Il Cile, poi, rappresentò anche uno spartiacque a livello
internazionale. Sul suo destino caddero maschere ed emersero verità occulte. Al
fianco di Allende, nel balcone della Moneda, si affacciò il Comandante Fidel
Castro, che nel corso della sua visita, con la sua consona preveggenza, volle
regalare al presidente cileno un fucile mitragliatore di fabbricazione russa,
AK-47, impugnando il quale Allende si recò all’ultimo combattimento della sua
vita contro i militari golpisti.
Molti anni dopo, da quello stesso balcone, in una foto che
racconta tutto quel che c’è da sapere circa i rispettivi personaggi e
l’incrocio di affinità ideologiche, si affacciavano insieme e sorridenti Papa
Woytila e il dittatore Augusto Pinochet, che ebbe nell’allora Pontefice, in
Ronald Reagan e soprattutto in Margareth Teatcher, i suoi migliori alleati e
amici.
Quarantacinque anni dopo, la lezione cilena ricorda a tutti
come le strategie di destabilizzazione dei governi considerati ostili dagli
Stati Uniti siano arma ricorrente ai quattro angoli del pianeta, ma racconta
anche che la loro riuscita ha bisogno di un clima internazionale e di forze
armate disposte al tradimento quali condizioni indispensabili per la riuscita
dei golpe.
Per questo, nonostante le pressioni, le sanzioni, gli
embarghi e l’isolamento, la propaganda mediatica e le minacce militari, con il
Venezuela e il Nicaragua i golpisti non ce la faranno.
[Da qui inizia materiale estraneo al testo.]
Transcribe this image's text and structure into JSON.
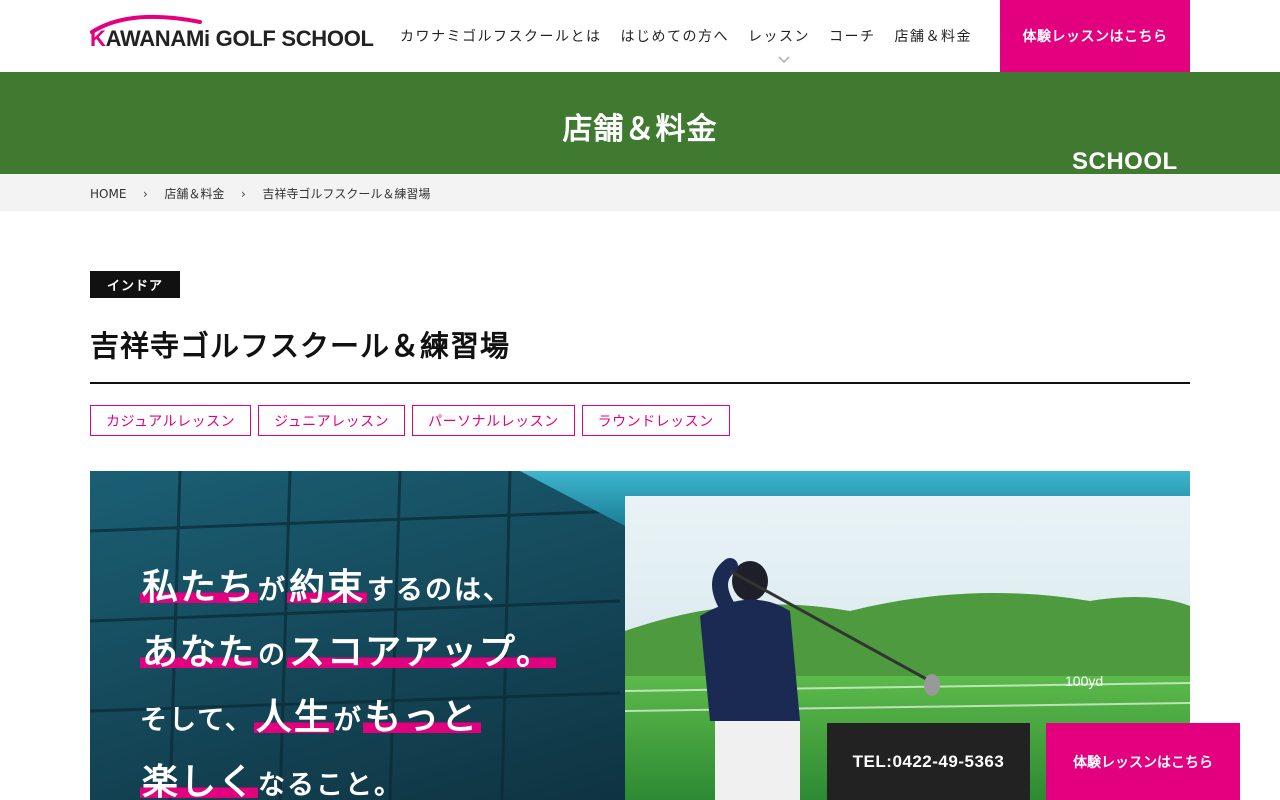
{
  "brand": {
    "logo_text": "KAWANAMi GOLF SCHOOL",
    "logo_initial": "K",
    "logo_rest": "AWANAMi GOLF SCHOOL",
    "accent": "#e3007f",
    "green": "#3f7a30"
  },
  "nav": {
    "items": [
      {
        "label": "カワナミゴルフスクールとは"
      },
      {
        "label": "はじめての方へ"
      },
      {
        "label": "レッスン"
      },
      {
        "label": "コーチ"
      },
      {
        "label": "店舗＆料金"
      }
    ],
    "trial_label": "体験レッスンはこちら"
  },
  "banner": {
    "title": "店舗＆料金",
    "subtitle_en": "SCHOOL"
  },
  "breadcrumb": [
    {
      "label": "HOME"
    },
    {
      "label": "店舗＆料金"
    },
    {
      "label": "吉祥寺ゴルフスクール＆練習場"
    }
  ],
  "school": {
    "tag": "インドア",
    "title": "吉祥寺ゴルフスクール＆練習場",
    "lessons": [
      {
        "label": "カジュアルレッスン"
      },
      {
        "label": "ジュニアレッスン"
      },
      {
        "label": "パーソナルレッスン"
      },
      {
        "label": "ラウンドレッスン"
      }
    ]
  },
  "hero": {
    "line1": {
      "a": "私たち",
      "b": "が",
      "c": "約束",
      "d": "するのは、"
    },
    "line2": {
      "a": "あなた",
      "b": "の",
      "c": "スコアアップ。"
    },
    "line3": {
      "a": "そして、",
      "b": "人生",
      "c": "が",
      "d": "もっと"
    },
    "line4": {
      "a": "楽しく",
      "b": "なること。"
    },
    "screen_label": "100yd"
  },
  "cta": {
    "tel": "TEL:0422-49-5363",
    "trial": "体験レッスンはこちら"
  }
}
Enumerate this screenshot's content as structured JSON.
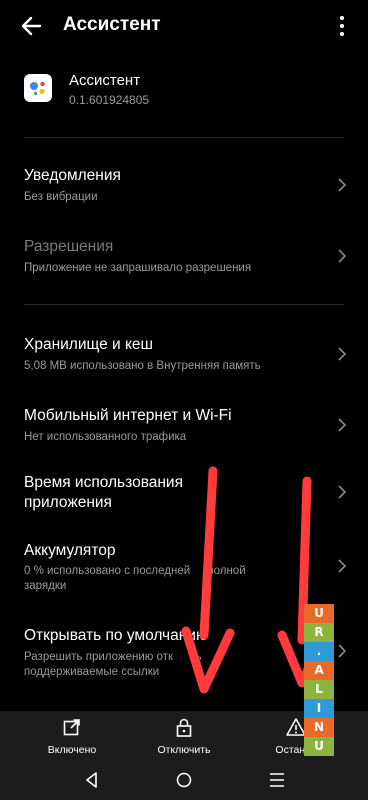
{
  "header": {
    "title": "Ассистент"
  },
  "app": {
    "name": "Ассистент",
    "version": "0.1.601924805"
  },
  "settings": [
    {
      "title": "Уведомления",
      "subtitle": "Без вибрации",
      "enabled": true
    },
    {
      "title": "Разрешения",
      "subtitle": "Приложение не запрашивало разрешения",
      "enabled": false
    },
    {
      "title": "Хранилище и кеш",
      "subtitle": "5,08 MB использовано в Внутренняя память",
      "enabled": true
    },
    {
      "title": "Мобильный интернет и Wi-Fi",
      "subtitle": "Нет использованного трафика",
      "enabled": true
    },
    {
      "title_line1": "Время использования",
      "title_line2": "приложения",
      "enabled": true
    },
    {
      "title": "Аккумулятор",
      "subtitle_line1": "0 % использовано с последней",
      "subtitle_line1_tail": "полной",
      "subtitle_line2": "зарядки",
      "enabled": true
    },
    {
      "title": "Открывать по умолчанию",
      "subtitle_line1": "Разрешить приложению отк",
      "subtitle_line1_tail": "ть",
      "subtitle_line2": "поддерживаемые ссылки",
      "enabled": true
    }
  ],
  "bottom_actions": {
    "enable": "Включено",
    "disable": "Отключить",
    "stop": "Останов"
  },
  "watermark": {
    "letters": [
      "U",
      "N",
      "I",
      "L",
      "A",
      ".",
      "R",
      "U"
    ],
    "colors": [
      "#8db43c",
      "#e8692a",
      "#2e9bd6",
      "#8db43c",
      "#e8692a",
      "#2e9bd6",
      "#8db43c",
      "#e8692a"
    ]
  },
  "colors": {
    "background": "#000000",
    "arrow": "#ff3b3b",
    "bottom_bar": "#1c1c1c"
  },
  "icons": {
    "back": "arrow-left-icon",
    "more": "more-vertical-icon",
    "enable": "open-external-icon",
    "disable": "lock-icon",
    "stop": "warning-icon",
    "nav_back": "triangle-back-icon",
    "nav_home": "circle-home-icon",
    "nav_menu": "menu-lines-icon"
  }
}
I tentativi di golpe
vincono solo dove la sinistra perde il contatto con il suo popolo, la capacità
di difendere le sue istituzioni, di arrendersi di fronte a quello che in
penombra può anche sembrare un gigante, ma che a veder bene risulta spesso
essere un nano sulle spalle di un altro.
Allora è bene conservare la memoria di quel medico
socialista che, con un elmetto in testa e un fucile mitragliatore in mano,
decise che dinanzi alla prepotenza imperiale si può perdere tutto ma non la
dignità; che si può morire, persino, pur di non mettersi in ginocchio.